Não, isto não se trata do tristemente famoso "Aborto por Nascimento Parcial", um procedimento que já é de gelar o coração até dos mais fortes, no qual o bebé já quase plenamente formado é retirado do útero de sua mãe, à excepção de sua cabeça, na qual é feito um buraco e enfiado um tubo por onde seu cérebro será sugado. Este procedimento é um horror à parte e teve também o apoio incondicional de Obama, mas não é sobre isto que Newt Gingrich falava.
O político republicano falava especificamente sobre Obama ter votado contra o Illinois´ Born Alive Infant Protection Act [Acto de Proteção ao Bebé Nascido Vivo do Estado de Illinois]. Esta legislação visava que crianças que acaso tivessem sobrevivido a tentativa de aborto fossem reconhecidas legalmente como pessoas, sendo obrigatório que lhes fossem dispensados cuidados médicos para mantê-las vivas.

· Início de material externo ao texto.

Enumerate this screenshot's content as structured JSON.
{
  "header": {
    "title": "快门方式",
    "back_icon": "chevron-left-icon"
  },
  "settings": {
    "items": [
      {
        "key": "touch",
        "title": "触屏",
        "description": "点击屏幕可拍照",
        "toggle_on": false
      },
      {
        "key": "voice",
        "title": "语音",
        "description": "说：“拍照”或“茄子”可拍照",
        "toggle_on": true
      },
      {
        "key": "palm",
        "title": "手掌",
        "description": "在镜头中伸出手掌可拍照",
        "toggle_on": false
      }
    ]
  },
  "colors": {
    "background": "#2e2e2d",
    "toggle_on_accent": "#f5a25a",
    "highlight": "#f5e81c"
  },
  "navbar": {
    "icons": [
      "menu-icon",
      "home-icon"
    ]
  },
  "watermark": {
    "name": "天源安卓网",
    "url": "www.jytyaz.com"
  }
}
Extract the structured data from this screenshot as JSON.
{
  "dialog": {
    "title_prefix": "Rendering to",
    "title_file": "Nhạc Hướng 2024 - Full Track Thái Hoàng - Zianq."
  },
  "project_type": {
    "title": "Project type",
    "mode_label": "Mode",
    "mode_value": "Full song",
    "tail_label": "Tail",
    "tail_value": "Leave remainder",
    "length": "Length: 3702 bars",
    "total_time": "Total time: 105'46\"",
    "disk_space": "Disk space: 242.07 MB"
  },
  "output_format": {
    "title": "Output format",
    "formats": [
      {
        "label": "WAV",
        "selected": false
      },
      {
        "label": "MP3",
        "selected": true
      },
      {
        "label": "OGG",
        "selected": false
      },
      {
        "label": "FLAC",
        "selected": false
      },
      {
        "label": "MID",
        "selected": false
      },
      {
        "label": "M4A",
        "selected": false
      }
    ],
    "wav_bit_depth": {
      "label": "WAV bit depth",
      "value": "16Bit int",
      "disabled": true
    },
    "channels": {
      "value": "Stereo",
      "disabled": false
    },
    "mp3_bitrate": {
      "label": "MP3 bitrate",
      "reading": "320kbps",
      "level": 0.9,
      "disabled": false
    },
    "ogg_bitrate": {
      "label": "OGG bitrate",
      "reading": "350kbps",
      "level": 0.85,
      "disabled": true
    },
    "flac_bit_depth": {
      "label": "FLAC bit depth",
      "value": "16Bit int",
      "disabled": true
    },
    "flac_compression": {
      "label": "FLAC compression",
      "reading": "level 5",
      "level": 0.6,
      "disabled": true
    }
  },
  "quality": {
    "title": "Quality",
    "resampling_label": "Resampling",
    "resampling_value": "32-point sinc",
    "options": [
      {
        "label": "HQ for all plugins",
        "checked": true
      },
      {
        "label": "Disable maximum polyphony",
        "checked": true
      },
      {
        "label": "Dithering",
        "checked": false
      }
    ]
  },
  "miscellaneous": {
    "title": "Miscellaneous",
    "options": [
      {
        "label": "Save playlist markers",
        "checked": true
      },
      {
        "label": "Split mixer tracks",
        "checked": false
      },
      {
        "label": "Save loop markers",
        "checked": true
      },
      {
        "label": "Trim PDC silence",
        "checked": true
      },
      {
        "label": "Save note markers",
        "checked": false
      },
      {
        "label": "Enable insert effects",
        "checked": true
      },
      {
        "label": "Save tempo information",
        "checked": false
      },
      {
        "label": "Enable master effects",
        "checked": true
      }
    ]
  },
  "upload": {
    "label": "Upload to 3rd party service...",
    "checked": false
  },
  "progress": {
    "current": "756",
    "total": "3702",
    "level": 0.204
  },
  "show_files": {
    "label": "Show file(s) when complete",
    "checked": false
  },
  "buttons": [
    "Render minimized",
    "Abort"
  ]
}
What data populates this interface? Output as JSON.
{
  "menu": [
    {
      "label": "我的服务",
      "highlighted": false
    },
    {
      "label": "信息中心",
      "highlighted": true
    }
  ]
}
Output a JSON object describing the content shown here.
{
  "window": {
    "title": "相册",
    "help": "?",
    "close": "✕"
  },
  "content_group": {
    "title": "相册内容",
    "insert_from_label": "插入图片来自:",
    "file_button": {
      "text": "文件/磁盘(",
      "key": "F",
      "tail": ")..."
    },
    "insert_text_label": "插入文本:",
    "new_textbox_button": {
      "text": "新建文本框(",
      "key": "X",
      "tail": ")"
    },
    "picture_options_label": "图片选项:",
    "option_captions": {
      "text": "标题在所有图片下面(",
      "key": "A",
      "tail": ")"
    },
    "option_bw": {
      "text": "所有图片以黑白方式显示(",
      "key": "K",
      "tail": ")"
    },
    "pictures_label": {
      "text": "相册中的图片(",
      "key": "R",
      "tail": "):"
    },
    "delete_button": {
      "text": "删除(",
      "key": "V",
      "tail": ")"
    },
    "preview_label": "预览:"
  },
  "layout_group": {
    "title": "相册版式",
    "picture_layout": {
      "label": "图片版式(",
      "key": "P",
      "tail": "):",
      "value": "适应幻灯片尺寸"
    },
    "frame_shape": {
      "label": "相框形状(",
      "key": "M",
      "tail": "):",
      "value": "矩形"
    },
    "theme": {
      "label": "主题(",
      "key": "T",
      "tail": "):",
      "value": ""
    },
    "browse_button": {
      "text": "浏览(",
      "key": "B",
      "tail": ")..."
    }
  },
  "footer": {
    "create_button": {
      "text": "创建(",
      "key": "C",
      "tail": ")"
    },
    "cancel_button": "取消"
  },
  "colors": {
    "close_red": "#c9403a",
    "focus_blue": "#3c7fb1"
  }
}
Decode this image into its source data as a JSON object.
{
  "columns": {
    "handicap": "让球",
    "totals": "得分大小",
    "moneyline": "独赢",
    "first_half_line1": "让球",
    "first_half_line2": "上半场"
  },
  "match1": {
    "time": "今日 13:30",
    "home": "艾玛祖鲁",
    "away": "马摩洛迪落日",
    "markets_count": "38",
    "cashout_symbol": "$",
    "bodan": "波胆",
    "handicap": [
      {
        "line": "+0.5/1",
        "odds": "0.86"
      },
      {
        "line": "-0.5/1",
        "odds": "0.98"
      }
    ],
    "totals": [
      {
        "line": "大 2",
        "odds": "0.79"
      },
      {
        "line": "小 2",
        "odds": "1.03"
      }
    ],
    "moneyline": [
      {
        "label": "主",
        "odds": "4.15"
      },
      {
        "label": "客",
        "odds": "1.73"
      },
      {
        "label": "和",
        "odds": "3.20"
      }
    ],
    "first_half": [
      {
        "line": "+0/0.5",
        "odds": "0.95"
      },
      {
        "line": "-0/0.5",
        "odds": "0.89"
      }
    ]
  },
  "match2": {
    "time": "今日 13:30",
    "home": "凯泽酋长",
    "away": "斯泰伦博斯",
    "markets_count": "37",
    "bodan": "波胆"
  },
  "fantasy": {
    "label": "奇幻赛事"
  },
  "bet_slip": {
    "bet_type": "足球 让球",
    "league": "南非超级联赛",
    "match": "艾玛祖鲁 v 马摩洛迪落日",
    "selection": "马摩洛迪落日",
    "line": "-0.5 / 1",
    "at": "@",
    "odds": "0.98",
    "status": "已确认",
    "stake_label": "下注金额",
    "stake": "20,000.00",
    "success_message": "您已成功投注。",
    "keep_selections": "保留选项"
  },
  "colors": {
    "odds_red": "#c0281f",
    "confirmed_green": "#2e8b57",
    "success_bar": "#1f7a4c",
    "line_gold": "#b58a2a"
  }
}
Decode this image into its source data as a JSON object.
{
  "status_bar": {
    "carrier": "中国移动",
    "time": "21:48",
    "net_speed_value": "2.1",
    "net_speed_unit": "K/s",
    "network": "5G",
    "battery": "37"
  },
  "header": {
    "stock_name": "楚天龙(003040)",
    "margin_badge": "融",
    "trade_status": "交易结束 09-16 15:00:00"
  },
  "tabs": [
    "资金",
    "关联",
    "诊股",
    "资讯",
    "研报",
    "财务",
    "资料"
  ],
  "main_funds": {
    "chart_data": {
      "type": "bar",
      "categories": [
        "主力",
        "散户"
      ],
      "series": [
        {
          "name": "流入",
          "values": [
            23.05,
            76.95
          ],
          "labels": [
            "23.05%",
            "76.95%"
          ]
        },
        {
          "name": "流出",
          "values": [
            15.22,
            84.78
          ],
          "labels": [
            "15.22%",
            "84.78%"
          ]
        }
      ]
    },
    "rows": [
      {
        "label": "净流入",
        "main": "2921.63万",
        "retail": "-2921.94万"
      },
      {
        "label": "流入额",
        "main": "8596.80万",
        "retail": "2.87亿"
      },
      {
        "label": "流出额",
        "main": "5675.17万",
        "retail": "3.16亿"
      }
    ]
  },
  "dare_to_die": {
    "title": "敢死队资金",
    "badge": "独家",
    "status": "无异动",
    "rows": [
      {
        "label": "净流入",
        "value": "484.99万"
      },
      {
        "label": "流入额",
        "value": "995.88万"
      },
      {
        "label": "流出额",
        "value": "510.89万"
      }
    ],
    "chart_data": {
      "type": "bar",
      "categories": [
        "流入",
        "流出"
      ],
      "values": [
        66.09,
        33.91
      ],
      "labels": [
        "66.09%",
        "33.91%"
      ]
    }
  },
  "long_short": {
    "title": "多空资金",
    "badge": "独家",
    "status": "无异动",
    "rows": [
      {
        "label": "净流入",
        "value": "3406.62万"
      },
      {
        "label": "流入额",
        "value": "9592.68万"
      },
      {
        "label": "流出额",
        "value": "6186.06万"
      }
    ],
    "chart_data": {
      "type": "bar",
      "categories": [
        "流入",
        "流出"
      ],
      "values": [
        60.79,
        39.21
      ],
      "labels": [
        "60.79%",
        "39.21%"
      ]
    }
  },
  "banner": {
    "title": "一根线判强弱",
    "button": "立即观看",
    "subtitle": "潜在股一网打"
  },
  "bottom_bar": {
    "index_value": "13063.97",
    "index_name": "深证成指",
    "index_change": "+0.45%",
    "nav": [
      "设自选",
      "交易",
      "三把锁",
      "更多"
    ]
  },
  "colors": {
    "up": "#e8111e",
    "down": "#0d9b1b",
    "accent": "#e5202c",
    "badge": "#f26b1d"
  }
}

Pois bem, nas 3 oportunidades em que esta legislação foi apresentada ao senado estadual de Illinois, o então senador Barack Obama votou contra. Para Obama, o suposto direito ao aborto vai tão longe que inclui a possibilidade de na eventualidade de um bebé sobreviver ao procedimento de aborto, que este seja abandonado à morte, como em casos já acontecidos na Grã-Bretanha nos quais até mesmo bebés que não haviam sido abortados foram deixados sem cuidado médico para que morressem ("Um bebé abandonado à morte" e "Hitler venceu?").
Ou seja, os pesquisadores Giubilini e Minerva não estão, infelizmente, falando de coisas novas. A Cultura da Morte vai tão avançada pelo mundo que uma pessoa como Obama consegue se eleger presidente da nação mais poderosa do mundo sem que a imprensa sequer o indague sobre suas ações como político, que na prática favoreceram o infanticídio. »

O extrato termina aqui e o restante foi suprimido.